Poll: Box Art Brawl #45


And we’re behind with another book of Box Art Brawl, your weekly event to peruse covers of video games past and collect your favourite.

Last week we checked out Super C, nonetheless Super C didn’t indeed win a vote. Nope, it was a European Probotectors who took a pretension with a little though poignant (and surprising) domain over North America’s Billy and Lance. Who would have suspicion a integrate of robots could take a climax from a Contra legends?

This week we’re looking during one of gaming’s many barbarous box art images, during slightest in a West. The story behind a off-kilter North American cover is an engaging one (far some-more engaging than a diversion inside a box) and it has left down as one of a many notoriously covers in video gaming history. It’s got a high WTF-factor, though we’ve seen distant worse and a ‘banjo man’ cover positively grabs your attention.

But should that be a cause in your voting? That, my friends, is adult to you…



We start in Japan. A boat (which resembles an Imperial Shuttle with a hulk pure immature phallus bolted on a front) flies over a city suggested by an differently cloud-covered world surface. Billowing orb-like explosions fill a atmosphere and a tip fin and cockpit (careful with your emphasis, there) mangle a limit of a block image, ripping out into a white/blue of a prolonged Super Famicom box.

The heading is understated and effective, there’s an inverted red Triforce, and a Super Famicom and Kemco logos are both classily subtle.

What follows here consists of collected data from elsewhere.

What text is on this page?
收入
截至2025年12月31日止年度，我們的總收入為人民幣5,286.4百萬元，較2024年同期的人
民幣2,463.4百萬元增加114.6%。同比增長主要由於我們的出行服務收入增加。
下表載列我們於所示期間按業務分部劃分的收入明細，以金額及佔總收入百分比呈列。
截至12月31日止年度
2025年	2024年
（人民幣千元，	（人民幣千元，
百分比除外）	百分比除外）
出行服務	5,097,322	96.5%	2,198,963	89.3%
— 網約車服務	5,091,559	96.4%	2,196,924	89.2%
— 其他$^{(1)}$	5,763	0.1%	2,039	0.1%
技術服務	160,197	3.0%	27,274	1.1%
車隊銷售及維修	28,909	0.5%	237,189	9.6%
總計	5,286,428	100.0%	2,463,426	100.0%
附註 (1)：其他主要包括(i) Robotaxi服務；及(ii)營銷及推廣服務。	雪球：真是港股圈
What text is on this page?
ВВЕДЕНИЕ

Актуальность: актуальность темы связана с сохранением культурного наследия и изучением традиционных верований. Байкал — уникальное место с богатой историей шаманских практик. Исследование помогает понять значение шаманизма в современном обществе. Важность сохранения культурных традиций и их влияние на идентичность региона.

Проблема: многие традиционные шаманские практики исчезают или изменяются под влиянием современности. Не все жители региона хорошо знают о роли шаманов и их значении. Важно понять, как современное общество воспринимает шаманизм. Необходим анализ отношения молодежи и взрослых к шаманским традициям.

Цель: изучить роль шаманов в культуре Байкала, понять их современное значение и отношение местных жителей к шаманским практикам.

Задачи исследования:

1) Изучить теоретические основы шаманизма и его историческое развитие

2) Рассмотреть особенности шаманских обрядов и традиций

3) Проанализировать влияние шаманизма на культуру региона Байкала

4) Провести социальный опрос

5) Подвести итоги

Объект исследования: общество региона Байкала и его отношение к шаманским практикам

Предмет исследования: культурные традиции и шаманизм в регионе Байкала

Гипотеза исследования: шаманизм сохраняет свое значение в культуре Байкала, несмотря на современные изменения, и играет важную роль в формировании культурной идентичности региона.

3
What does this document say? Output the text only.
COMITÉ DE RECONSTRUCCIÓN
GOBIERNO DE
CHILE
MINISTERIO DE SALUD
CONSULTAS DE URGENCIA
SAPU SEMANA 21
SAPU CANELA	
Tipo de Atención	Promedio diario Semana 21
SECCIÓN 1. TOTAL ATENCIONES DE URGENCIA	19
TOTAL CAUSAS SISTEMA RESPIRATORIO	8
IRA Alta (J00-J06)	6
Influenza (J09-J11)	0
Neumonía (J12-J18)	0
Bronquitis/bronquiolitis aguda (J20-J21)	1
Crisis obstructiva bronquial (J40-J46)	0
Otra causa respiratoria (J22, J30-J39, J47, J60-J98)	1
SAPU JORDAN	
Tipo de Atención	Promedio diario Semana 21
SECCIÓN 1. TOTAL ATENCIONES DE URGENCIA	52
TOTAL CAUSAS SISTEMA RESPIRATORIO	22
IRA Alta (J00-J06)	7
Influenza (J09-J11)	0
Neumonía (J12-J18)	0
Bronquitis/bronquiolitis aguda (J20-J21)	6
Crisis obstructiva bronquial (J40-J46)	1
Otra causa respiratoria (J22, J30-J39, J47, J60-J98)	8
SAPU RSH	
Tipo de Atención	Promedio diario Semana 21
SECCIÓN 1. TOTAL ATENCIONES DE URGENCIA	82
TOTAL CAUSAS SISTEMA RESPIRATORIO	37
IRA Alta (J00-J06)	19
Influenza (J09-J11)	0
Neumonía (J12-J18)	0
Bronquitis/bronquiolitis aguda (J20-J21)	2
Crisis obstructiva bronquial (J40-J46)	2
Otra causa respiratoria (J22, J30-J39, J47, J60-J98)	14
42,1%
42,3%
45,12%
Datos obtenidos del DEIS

It’s a contrition that a diversion is a bit rubbish, though we don’t dislike this cover.



Europe uses a same pivotal art as Japan, nonetheless a contrariety has been blown out and a colours muted. We get a wider perspective of a world subsequent and some-more explosions are visible. The heading is a little generic, and there’s a lot of black space in a limit here that competence have been put to improved use.

Not awful, though a improved pursuit could have been done regulating a same components.

North America


Ah, banjo guy. In sequence to prove what a diversion indeed is, a barbarous North American cover gains a tagline: “THE HYPER-SPEED SHOOT-OUT IN SPACE”. There’s also a little boat combined above a tag, nonetheless it’s formidable to tell if it’s drifting towards or divided from a aged bearded banjo player.

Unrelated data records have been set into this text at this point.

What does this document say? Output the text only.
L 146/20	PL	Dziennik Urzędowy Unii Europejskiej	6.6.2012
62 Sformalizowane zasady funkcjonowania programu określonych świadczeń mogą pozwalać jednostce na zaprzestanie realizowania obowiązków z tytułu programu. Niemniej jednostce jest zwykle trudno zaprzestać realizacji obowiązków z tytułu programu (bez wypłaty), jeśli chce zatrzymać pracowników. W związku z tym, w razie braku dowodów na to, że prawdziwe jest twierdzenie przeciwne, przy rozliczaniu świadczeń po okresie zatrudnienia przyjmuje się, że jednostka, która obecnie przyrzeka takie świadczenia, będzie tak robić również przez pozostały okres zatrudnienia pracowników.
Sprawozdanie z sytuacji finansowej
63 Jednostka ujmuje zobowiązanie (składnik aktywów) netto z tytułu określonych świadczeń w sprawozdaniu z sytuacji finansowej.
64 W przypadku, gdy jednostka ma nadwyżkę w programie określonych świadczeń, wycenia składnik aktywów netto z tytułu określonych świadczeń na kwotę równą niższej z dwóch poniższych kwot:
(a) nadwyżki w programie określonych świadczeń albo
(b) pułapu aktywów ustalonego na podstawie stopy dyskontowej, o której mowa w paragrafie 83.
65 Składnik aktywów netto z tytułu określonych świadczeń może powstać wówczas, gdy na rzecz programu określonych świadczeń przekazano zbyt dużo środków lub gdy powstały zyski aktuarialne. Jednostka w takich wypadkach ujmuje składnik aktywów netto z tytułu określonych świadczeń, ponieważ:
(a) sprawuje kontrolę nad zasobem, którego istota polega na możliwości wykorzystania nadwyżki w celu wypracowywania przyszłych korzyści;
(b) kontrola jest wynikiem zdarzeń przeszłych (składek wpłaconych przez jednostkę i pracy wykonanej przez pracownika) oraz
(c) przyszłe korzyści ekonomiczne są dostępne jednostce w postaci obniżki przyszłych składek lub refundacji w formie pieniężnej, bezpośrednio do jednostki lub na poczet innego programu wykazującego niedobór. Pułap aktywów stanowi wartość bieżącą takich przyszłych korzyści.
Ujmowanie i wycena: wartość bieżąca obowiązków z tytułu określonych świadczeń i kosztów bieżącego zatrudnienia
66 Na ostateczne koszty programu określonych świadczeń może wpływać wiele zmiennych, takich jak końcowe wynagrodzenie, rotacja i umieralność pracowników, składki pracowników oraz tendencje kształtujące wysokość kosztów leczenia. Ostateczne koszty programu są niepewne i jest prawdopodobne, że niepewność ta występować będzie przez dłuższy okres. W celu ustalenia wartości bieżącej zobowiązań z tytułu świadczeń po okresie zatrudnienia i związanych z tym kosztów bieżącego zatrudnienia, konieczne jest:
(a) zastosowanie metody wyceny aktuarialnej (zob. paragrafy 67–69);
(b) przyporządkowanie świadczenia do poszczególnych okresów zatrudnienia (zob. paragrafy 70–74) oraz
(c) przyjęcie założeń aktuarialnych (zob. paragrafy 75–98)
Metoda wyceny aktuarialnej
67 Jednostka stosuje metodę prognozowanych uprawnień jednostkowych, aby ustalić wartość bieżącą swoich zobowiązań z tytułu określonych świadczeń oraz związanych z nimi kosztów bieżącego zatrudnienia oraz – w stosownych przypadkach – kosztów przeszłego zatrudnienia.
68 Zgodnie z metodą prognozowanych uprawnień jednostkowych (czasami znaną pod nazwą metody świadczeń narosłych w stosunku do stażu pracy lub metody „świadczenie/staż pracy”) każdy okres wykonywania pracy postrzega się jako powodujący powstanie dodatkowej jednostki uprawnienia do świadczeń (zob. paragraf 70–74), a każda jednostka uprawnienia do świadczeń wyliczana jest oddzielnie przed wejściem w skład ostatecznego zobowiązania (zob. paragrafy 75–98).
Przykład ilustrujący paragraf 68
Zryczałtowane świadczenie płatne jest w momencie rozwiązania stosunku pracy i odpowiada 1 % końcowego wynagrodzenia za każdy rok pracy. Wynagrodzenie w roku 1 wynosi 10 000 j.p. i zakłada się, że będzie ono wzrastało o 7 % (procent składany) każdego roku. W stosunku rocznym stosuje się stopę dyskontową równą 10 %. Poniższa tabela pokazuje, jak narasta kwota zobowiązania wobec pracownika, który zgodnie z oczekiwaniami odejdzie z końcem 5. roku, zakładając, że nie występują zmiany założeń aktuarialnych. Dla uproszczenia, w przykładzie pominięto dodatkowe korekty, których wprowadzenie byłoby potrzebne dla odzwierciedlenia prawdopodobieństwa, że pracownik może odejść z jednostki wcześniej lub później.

The juncture here draws your attention, and we also like a heading on this one, with a letters gradually shedding their colouring as ‘dust’, or something, as we pierce along a word to a ‘X’ (and a little heading symbol).

As box art goes, it’s a formidable one to evaluate. In many respects, it’s incredibly successful during what it does. How many of us would never have listened of Phalanx were it not for this cover? In terms of capturing courtesy on store shelves, it did really well.

Many trust that good box art should promulgate something about how a diversion plays to a viewer. We’re not certain we agree, though we’re not a ones voting – that’s in your hands, dear reader!

Banjo dude or phallic gunship? That’s your choice this week. Click your favourite cover and strike a ‘Vote’ symbol to let us know your collect below:

Which segment got a best Phalanx box art?

And so ends a 45th turn of a boxiest of art-based brawls. We’ll see we subsequent week for Round #46.